The new rules, which will allow people to choose their own super account, will apply to all enterprise agreements made on or after July 1, 2020.

The scheme allowing workers hurt by the coronavirus pandemic to withdraw up to $20,000 from their super accounts will also come to an end.

University fees

The government’s controversial shake-up of universities fees will commence in 2021, with the cost of degrees in areas such as law, economics and the arts hiked to offset lower fees for degrees linked to future job demand.

The cost of studying maths or agriculture will fall by up to 61 per cent, while courses not directly leading to in-demand jobs will cost students more – humanities students will pay 113 per cent more for their degrees.

Fees for nursing and teaching will fall by 45 per cent and for science by 23 per cent, while a law degree will cost students 28 per cent more.

The package will also see an additional $400 million flow to supporting rural and regional universities and students, and an additional 30,000 government supported university places funded.

COVID-19 support

Around 2 million students and unemployed people will lose $100 a fortnight from their JobSeeker and Newstart payments in the new year, as the coronavirus supplement decreases from $250 per fortnight to $150.

The government introduced the $550 coronavirus support supplement in March, effectively doubling taxpayer support for the unemployed at a time when hundreds of thousands of people were losing their jobs.

The supplement was reduced to $250 on September 25, will drop to $150 from January 1, and is legislated to end on March 31. Labor and social services groups have called for the reduction to be relayed or scrapped.

The rate of JobKeeper will also reduce to $1000 per fortnight for employees working 20 hours or more per week and $650 for those working fewer than 20 hours per week.
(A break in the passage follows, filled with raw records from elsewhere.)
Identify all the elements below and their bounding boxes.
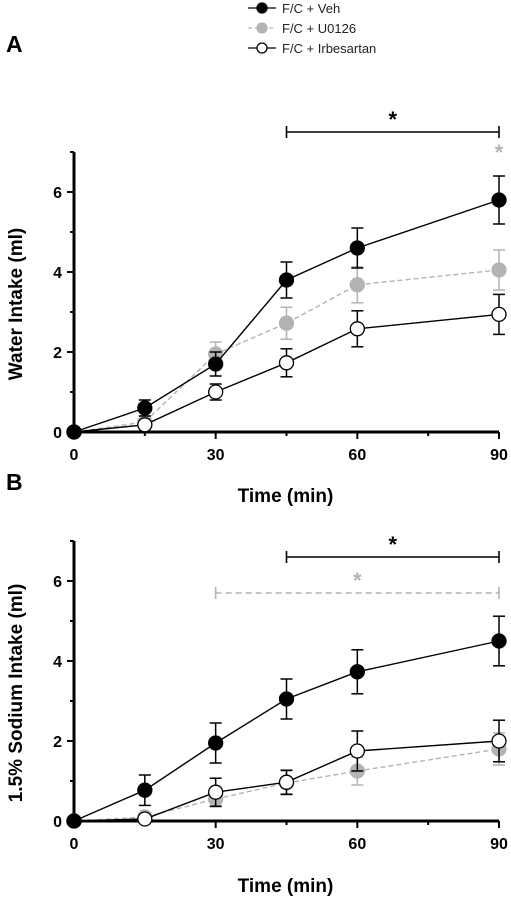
legend-label: F/C + Veh (282, 1, 340, 16)
x-tick-label: 60 (348, 836, 366, 853)
legend-marker (256, 22, 268, 34)
x-tick-label: 0 (70, 836, 79, 853)
significance-marker: * (214, 568, 500, 599)
data-point (349, 743, 365, 759)
data-point (137, 782, 153, 798)
legend-marker (256, 42, 268, 54)
x-tick-label: 90 (490, 836, 508, 853)
x-axis-title: Time (min) (238, 876, 334, 897)
data-point (208, 356, 224, 372)
data-point (208, 384, 224, 400)
significance-marker: * (285, 532, 500, 563)
data-point (491, 633, 507, 649)
series-line (73, 199, 500, 433)
x-tick-label: 30 (207, 447, 225, 464)
series-line (73, 748, 500, 822)
legend-entry: F/C + Veh (248, 1, 340, 16)
legend-label: F/C + Irbesartan (282, 41, 376, 56)
data-point (349, 321, 365, 337)
series-0 (66, 175, 507, 440)
y-tick-label: 6 (53, 185, 62, 202)
y-tick-label: 0 (53, 425, 62, 442)
significance-marker: * (495, 140, 504, 165)
data-point (137, 417, 153, 433)
series-line (73, 740, 500, 822)
legend-entry: F/C + U0126 (248, 21, 356, 36)
series-line (73, 640, 500, 822)
data-point (278, 315, 295, 331)
data-point (278, 774, 295, 790)
x-axis-title: Time (min) (238, 486, 334, 507)
data-point (278, 691, 295, 707)
data-point (137, 400, 153, 416)
panel-label: A (6, 31, 23, 57)
y-tick-label: 0 (53, 814, 62, 831)
data-point (137, 811, 153, 827)
legend-entry: F/C + Irbesartan (248, 41, 376, 56)
panel-label: B (6, 469, 23, 495)
significance-star: * (388, 532, 397, 557)
data-point (208, 735, 224, 751)
x-tick-label: 90 (490, 447, 508, 464)
x-tick-label: 30 (207, 836, 225, 853)
data-point (491, 306, 507, 323)
series-line (73, 269, 500, 433)
series-line (73, 313, 500, 433)
y-tick-label: 2 (53, 734, 62, 751)
significance-marker: * (285, 107, 500, 138)
legend-label: F/C + U0126 (282, 21, 356, 36)
x-tick-label: 0 (70, 447, 79, 464)
data-point (208, 784, 224, 800)
data-point (349, 277, 365, 293)
data-point (278, 272, 295, 288)
data-point (66, 813, 82, 829)
y-tick-label: 4 (53, 265, 62, 282)
data-point (491, 192, 507, 208)
legend-marker (256, 2, 268, 14)
data-point (66, 424, 82, 440)
y-axis-title: 1.5% Sodium Intake (ml) (6, 584, 27, 803)
data-point (491, 733, 507, 749)
x-tick-label: 60 (348, 447, 366, 464)
series-0 (66, 615, 507, 829)
y-axis-title: Water Intake (ml) (6, 228, 27, 380)
significance-star: * (495, 140, 504, 165)
y-tick-label: 4 (53, 654, 62, 671)
data-point (491, 262, 507, 278)
y-tick-label: 6 (53, 574, 62, 591)
data-point (349, 664, 365, 680)
data-point (349, 240, 365, 256)
significance-star: * (388, 107, 397, 132)
significance-star: * (353, 568, 362, 593)
data-point (278, 355, 295, 371)
series-2 (66, 719, 507, 829)
y-tick-label: 2 (53, 345, 62, 362)
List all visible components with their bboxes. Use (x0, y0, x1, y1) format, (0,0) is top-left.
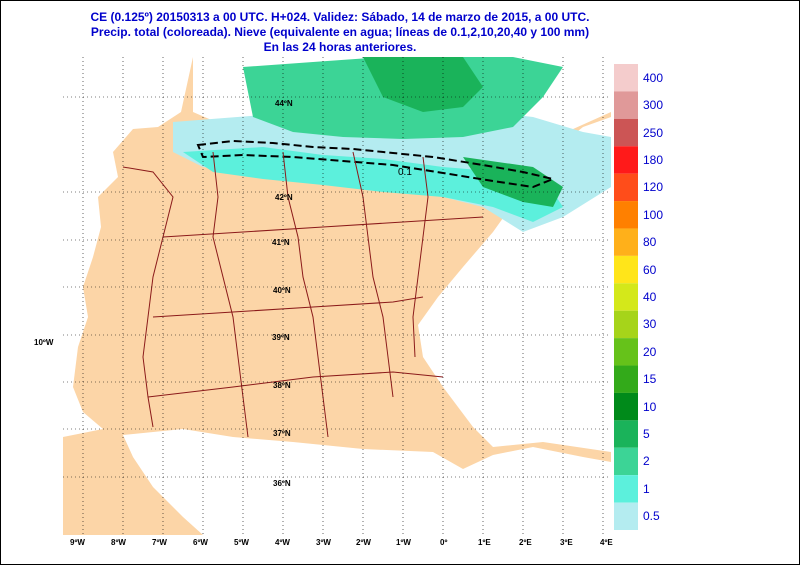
legend-label-2: 2 (643, 454, 650, 469)
legend-label-1: 1 (643, 481, 650, 496)
legend-swatch-60 (614, 255, 638, 284)
lat-label-41: 41ºN (272, 238, 290, 247)
legend-label-100: 100 (643, 207, 664, 222)
legend-label-0.5: 0.5 (643, 509, 660, 524)
legend-swatch-300 (614, 91, 638, 119)
precip-band-strong (363, 57, 483, 112)
legend-swatch-5 (614, 420, 638, 448)
snow-contour (196, 139, 557, 189)
legend-swatch-40 (614, 283, 638, 311)
precipitation-map: 0.1 (63, 57, 611, 535)
contour-label: 0.1 (398, 167, 412, 178)
legend-swatch-1 (614, 475, 638, 503)
lat-label-36: 36ºN (273, 479, 291, 488)
lon-label-1e: 1ºE (478, 538, 491, 547)
lat-label-42: 42ºN (275, 193, 293, 202)
legend-colorbar (614, 64, 638, 530)
lon-label-7w: 7ºW (152, 538, 167, 547)
legend-label-15: 15 (643, 372, 657, 387)
legend-swatch-15 (614, 365, 638, 393)
lat-label-38: 38ºN (273, 381, 291, 390)
graticule (63, 57, 611, 535)
legend-label-300: 300 (643, 98, 664, 113)
legend-label-10: 10 (643, 399, 657, 414)
lon-label-1w: 1ºW (396, 538, 411, 547)
legend-label-60: 60 (643, 262, 657, 277)
precip-band-pyrenees (463, 157, 563, 207)
legend-swatch-80 (614, 228, 638, 256)
lon-label-5w: 5ºW (234, 538, 249, 547)
lon-label-0: 0º (440, 538, 448, 547)
legend-swatch-400 (614, 64, 638, 92)
southern-sea (123, 429, 611, 535)
legend-label-180: 180 (643, 152, 664, 167)
legend-swatch-30 (614, 310, 638, 339)
lon-label-4e: 4ºE (600, 538, 613, 547)
legend-label-20: 20 (643, 344, 657, 359)
legend-swatch-180 (614, 146, 638, 174)
lat-label-40: 40ºN (273, 286, 291, 295)
lon-label-4w: 4ºW (275, 538, 290, 547)
legend-label-80: 80 (643, 235, 657, 250)
legend-swatch-250 (614, 118, 638, 147)
lon-label-3w: 3ºW (316, 538, 331, 547)
side-longitude-label: 10ºW (34, 338, 54, 347)
title-line-2: Precip. total (coloreada). Nieve (equiva… (90, 25, 590, 39)
precip-band-coast (183, 147, 563, 222)
lon-label-8w: 8ºW (111, 538, 126, 547)
lon-label-6w: 6ºW (193, 538, 208, 547)
admin-borders (122, 151, 484, 438)
legend-swatch-0.5 (614, 502, 638, 530)
legend-label-40: 40 (643, 290, 657, 304)
lon-label-2e: 2ºE (519, 538, 532, 547)
legend-swatch-120 (614, 173, 638, 202)
lon-label-9w: 9ºW (70, 538, 85, 547)
lon-label-3e: 3ºE (560, 538, 573, 547)
legend-label-400: 400 (643, 70, 664, 85)
lat-label-39: 39ºN (272, 333, 290, 342)
atlantic-sea (63, 57, 193, 437)
legend-swatch-2 (614, 447, 638, 476)
lat-label-44: 44ºN (275, 99, 293, 108)
title-line-3: En las 24 horas anteriores. (263, 40, 417, 54)
legend-label-120: 120 (643, 180, 664, 195)
legend-label-30: 30 (643, 317, 657, 332)
legend-swatch-10 (614, 392, 638, 421)
legend-swatch-20 (614, 338, 638, 366)
legend-label-5: 5 (643, 427, 650, 442)
lon-label-2w: 2ºW (356, 538, 371, 547)
title-line-1: CE (0.125º) 20150313 a 00 UTC. H+024. Va… (90, 10, 590, 24)
legend-label-250: 250 (643, 125, 664, 140)
legend-swatch-100 (614, 201, 638, 229)
lat-label-37: 37ºN (273, 429, 291, 438)
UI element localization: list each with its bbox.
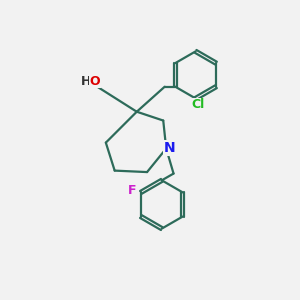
Text: Cl: Cl [191, 98, 205, 111]
Text: N: N [164, 141, 176, 155]
Text: O: O [90, 75, 100, 88]
Text: H: H [81, 75, 91, 88]
Text: F: F [128, 184, 137, 197]
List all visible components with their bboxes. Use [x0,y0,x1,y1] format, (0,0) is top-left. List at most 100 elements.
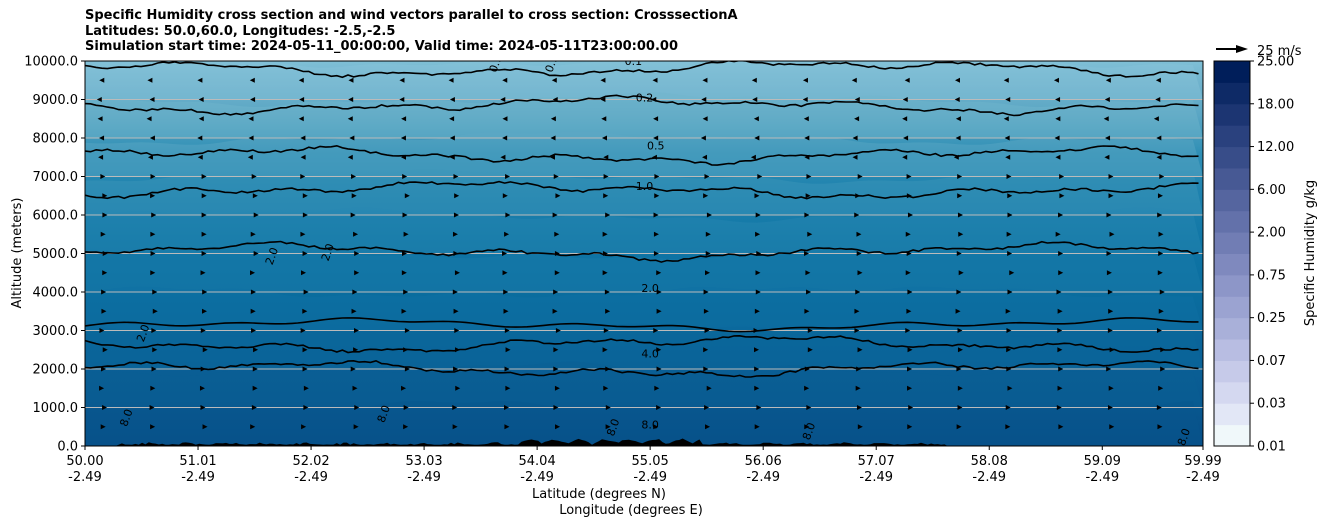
wind-vector [652,77,658,83]
wind-vector [906,308,912,314]
wind-vector [854,212,860,218]
wind-vector [302,212,308,218]
wind-vector [802,77,808,83]
wind-vector [453,366,459,372]
y-tick-label: 6000.0 [33,209,79,224]
wind-vector [958,231,964,237]
x-tick-label-lat: 51.01 [179,454,216,469]
wind-vector [1058,366,1064,372]
wind-vector [953,154,959,160]
wind-vector [754,193,760,199]
wind-vector [803,116,809,122]
wind-vector [703,193,709,199]
wind-vector [201,251,207,256]
wind-vector [102,270,108,276]
wind-vector [251,405,257,410]
wind-vector [303,405,309,410]
wind-vector [903,135,909,141]
wind-vector [705,424,711,430]
wind-vector [807,347,813,353]
wind-vector [354,405,360,410]
wind-vector [302,193,308,199]
wind-vector [656,289,662,295]
wind-vector [253,212,259,218]
wind-vector [102,347,108,353]
wind-vector [852,154,858,160]
wind-vector [555,328,561,333]
wind-vector [907,212,913,218]
y-tick-label: 0.0 [57,440,78,455]
wind-vector [350,212,356,218]
wind-vector [955,308,961,314]
humidity-band [85,401,1203,446]
wind-vector [201,212,207,218]
colorbar-segment [1214,210,1250,233]
x-axis-label-longitude: Longitude (degrees E) [559,503,703,518]
wind-vector [152,347,158,353]
wind-vector [602,347,608,353]
contour-label: 8.0 [1175,427,1193,448]
wind-vector [656,347,662,353]
wind-vector [1158,308,1164,314]
wind-vector [700,135,706,141]
wind-vector [504,366,510,372]
contour-line [85,61,1199,79]
contour-label: 8.0 [800,421,818,442]
wind-vector [403,231,409,237]
wind-vector [754,135,760,141]
wind-vector [202,308,208,314]
wind-vector [453,174,459,179]
colorbar-label: Specific Humidity g/kg [1303,180,1318,326]
wind-vector [301,424,307,430]
wind-vector [855,193,861,199]
wind-vector [401,308,407,314]
wind-vector [147,154,153,160]
wind-vector [703,308,709,314]
wind-vector [1007,385,1013,391]
colorbar-tick-label: 0.25 [1257,311,1286,326]
wind-vector [349,135,355,141]
contour-line [85,240,1199,263]
wind-vector [1104,97,1110,102]
wind-vector [603,385,609,391]
wind-vector [150,193,156,199]
wind-vector [1159,174,1165,179]
contour-label: 4.0 [641,347,659,360]
wind-vector [149,97,155,102]
title-line-3: Simulation start time: 2024-05-11_00:00:… [85,39,678,54]
wind-vector [555,193,561,199]
wind-vector [448,77,454,83]
colorbar-tick-label: 0.03 [1257,397,1286,412]
y-tick-label: 3000.0 [33,324,79,339]
wind-vector [955,77,961,83]
wind-vector [1005,154,1011,160]
wind-vector [347,154,353,160]
wind-vector [605,212,611,218]
colorbar-segment [1214,82,1250,105]
wind-vector [198,116,204,122]
wind-vector [551,77,557,83]
wind-vector [906,251,912,256]
wind-vector [152,308,158,314]
wind-vector [651,154,657,160]
wind-vector [1108,385,1114,391]
wind-vector [1155,97,1161,102]
wind-vector [303,385,309,391]
wind-vector [754,366,760,372]
colorbar-tick-label: 12.00 [1257,140,1294,155]
wind-vector [1109,424,1115,430]
wind-vector [1058,212,1064,218]
wind-vector [102,251,108,256]
colorbar-segment [1214,146,1250,169]
wind-vector [704,174,710,179]
x-tick-label-lon: -2.49 [633,470,667,485]
wind-vector [1006,231,1012,237]
wind-vector [502,135,508,141]
wind-vector [353,231,359,237]
contour-label: 2.0 [641,282,659,295]
wind-vector [298,116,304,122]
wind-vector [702,116,708,122]
wind-vector [503,289,509,295]
wind-vector [754,347,760,353]
wind-vector [1055,116,1061,122]
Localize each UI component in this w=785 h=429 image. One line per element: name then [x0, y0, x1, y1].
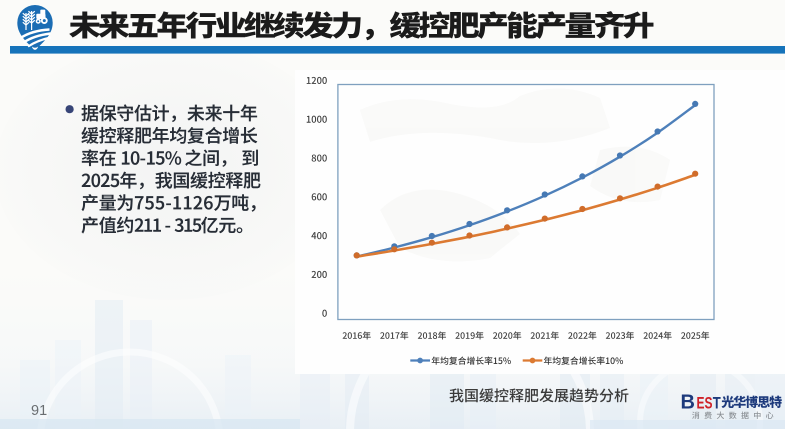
svg-text:T: T	[713, 394, 721, 412]
svg-text:ES: ES	[697, 394, 713, 412]
svg-text:B: B	[681, 392, 695, 414]
svg-text:91: 91	[31, 403, 47, 419]
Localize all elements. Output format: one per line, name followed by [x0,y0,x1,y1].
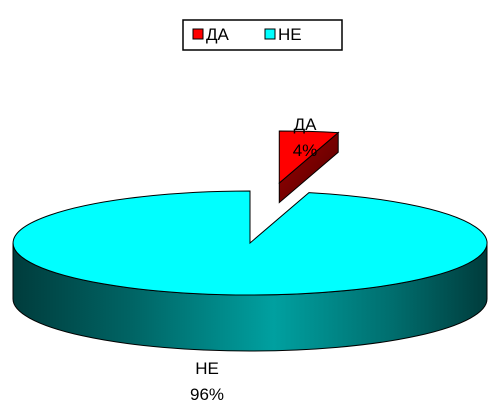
slice-ne [12,190,488,296]
legend: ДА НЕ [182,19,343,51]
legend-swatch-da [192,28,204,40]
legend-label-ne: НЕ [278,25,302,44]
legend-box [182,19,343,51]
data-label-da-value: 4% [293,141,318,160]
legend-swatch-ne [264,28,276,40]
data-label-ne-category: НЕ [195,359,219,378]
data-labels: ДА 4% НЕ 96% [190,115,317,404]
slice-da [278,130,340,185]
data-label-ne-value: 96% [190,385,224,404]
pie-slices [12,130,488,352]
data-label-da-category: ДА [294,115,318,134]
legend-label-da: ДА [206,25,230,44]
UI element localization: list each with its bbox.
JobKeeper, too, is slated to expire in March 2021.

Waste glass export ban

The first stage of an ambitious four-year plan to ban the $290 million annual export of 1.4 million tonnes of waste plastic, paper, glass and tyres will kick-off on January 1, with an ban on unprocessed waste glass.

Initially scheduled to begin on July 1, 2020, the waste glass export ban was delayed by six months due to the coronavirus pandemic.

A ban on mixed and dirty plastics (other than PET style plastics) and whole tyres is still set to commence on July 1, 2021.